In short, consumers and corporate clients alike have come to expect far more from events and the technologies that fuel them.
As it happens, Chicago is home to some of the most exciting companies in the event technology space right now, both in the consumer-facing and corporate marketplace. We spoke with three of them about where event technology is headed in 2016.
Ryan Jacobs, co-founder and CEO of CloudSpotter believes the most important trend in event technology is toward enabling greater connectivity.
“Greater connectivity certainly applies to smarter devices and systems, increasingly working together. More importantly, however, these technologies can enable greater social connectivity,” said Jacobs. “Looking ahead, we’ll see event organizers empowered to engage with event attendees in new ways, event attendees engaging to a greater degree with each other, and these groups in turn being empowered to interact with the world beyond.”
His company lets event photographers rapidly share photos with event attendees, who upon arriving at an event can opt into automatically receiving photos they’re in. As the photos start ticking in, attendees then will have the option to share images they like with their friends on social media.

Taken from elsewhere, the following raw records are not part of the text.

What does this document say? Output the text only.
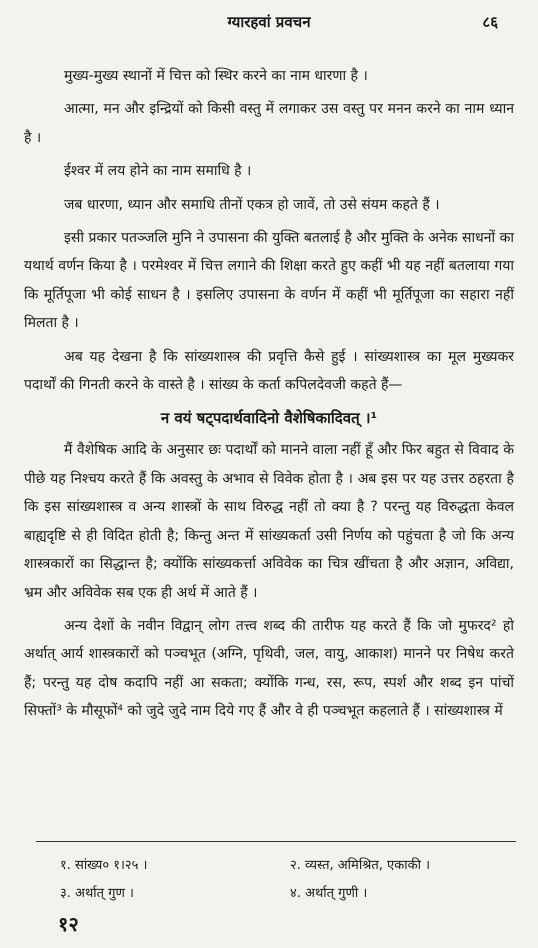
ग्यारहवां प्रवचन	८६

मुख्य-मुख्य स्थानों में चित्त को स्थिर करने का नाम धारणा है ।

आत्मा, मन और इन्द्रियों को किसी वस्तु में लगाकर उस वस्तु पर मनन करने का नाम ध्यान है ।

ईश्वर में लय होने का नाम समाधि है ।

जब धारणा, ध्यान और समाधि तीनों एकत्र हो जावें, तो उसे संयम कहते हैं ।

इसी प्रकार पतञ्जलि मुनि ने उपासना की युक्ति बतलाई है और मुक्ति के अनेक साधनों का यथार्थ वर्णन किया है । परमेश्वर में चित्त लगाने की शिक्षा करते हुए कहीं भी यह नहीं बतलाया गया कि मूर्तिपूजा भी कोई साधन है । इसलिए उपासना के वर्णन में कहीं भी मूर्तिपूजा का सहारा नहीं मिलता है ।

अब यह देखना है कि सांख्यशास्त्र की प्रवृत्ति कैसे हुई । सांख्यशास्त्र का मूल मुख्यकर पदार्थों की गिनती करने के वास्ते है । सांख्य के कर्ता कपिलदेवजी कहते हैं—

न वयं षट्पदार्थवादिनो वैशेषिकादिवत् ।¹

मैं वैशेषिक आदि के अनुसार छः पदार्थों को मानने वाला नहीं हूँ और फिर बहुत से विवाद के पीछे यह निश्चय करते हैं कि अवस्तु के अभाव से विवेक होता है । अब इस पर यह उत्तर ठहरता है कि इस सांख्यशास्त्र व अन्य शास्त्रों के साथ विरुद्ध नहीं तो क्या है ? परन्तु यह विरुद्धता केवल बाह्यदृष्टि से ही विदित होती है; किन्तु अन्त में सांख्यकर्ता उसी निर्णय को पहुंचता है जो कि अन्य शास्त्रकारों का सिद्धान्त है; क्योंकि सांख्यकर्त्ता अविवेक का चित्र खींचता है और अज्ञान, अविद्या, भ्रम और अविवेक सब एक ही अर्थ में आते हैं ।

अन्य देशों के नवीन विद्वान् लोग तत्त्व शब्द की तारीफ यह करते हैं कि जो मुफरद² हो अर्थात् आर्य शास्त्रकारों को पञ्चभूत (अग्नि, पृथिवी, जल, वायु, आकाश) मानने पर निषेध करते हैं; परन्तु यह दोष कदापि नहीं आ सकता; क्योंकि गन्ध, रस, रूप, स्पर्श और शब्द इन पांचों सिफ्तों³ के मौसूफों⁴ को जुदे जुदे नाम दिये गए हैं और वे ही पञ्चभूत कहलाते हैं । सांख्यशास्त्र में

१. सांख्य० १।२५ ।	२. व्यस्त, अमिश्रित, एकाकी ।
३. अर्थात् गुण ।	४. अर्थात् गुणी ।
१२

“Our photographers may carry a device that resembles a camera, but they are toting a powerful tool enabling hyper-personalized engagement,” added CloudSpotter COO Mike Dawson.
Kapow CTO Saad Rehmani notes a trend of enterprise clients’ expectations being shaped by their experiences as consumers.
"More and more corporate buyers expect the availability and details for event options to be as accessible as a Facebook or LinkedIn profile,” said Rehmani. “Like with large purchases in their personal lives, people want to see competitive prices, ratings, and reviews."
With its nontraditional corporate events that are often centered around activities, Rehmani’s company may be partly to blame for this trend. Among its Chicago offerings: ping pong at Killerspin House, mixology classes at Liqour Lab, and arcade games at Headquarters Beercade.
Ryan Kunkel, co-CEO of Red Frog Events and manager of the company’s EventSprout platform, thinks the biggest trend companies need to be mindful of moving into 2016 is that events are getting increasingly complex.
“There are music festivals that have 5K races in them, and there are beer festivals that are also food festivals. And then there’s music festivals that are also farm-to-fork dinners,” said Kunkel.
For service providers like EventSprout, that means emphasizing customizable solutions over cookie-cutter ticketing services.
It also means finding ways to meet the emerging needs of event organizers who are now also marketers, caterers, bar managers, and retailers. Early next year, EventSprout will be rolling out a new offline-enabled point of sale-feature that will let eventgoers use credit cards in areas without reliable cellular service.
This kind of capability would be a huge boon for larger music festivals, which often take place in remote areas that lack the technological infrastructure to support large crowds of Snapchatters and Periscope streamers, leading to unnecessarily long lines for beer and merchandise.
Kunkel believes events will continue to be a growth industry, as many Millennials favor spending their money on experiences, rather than goods. This trend is likely to continue, as increasingly sophisticated technology leaves organizers with more time to focus on making those experiences more memorable.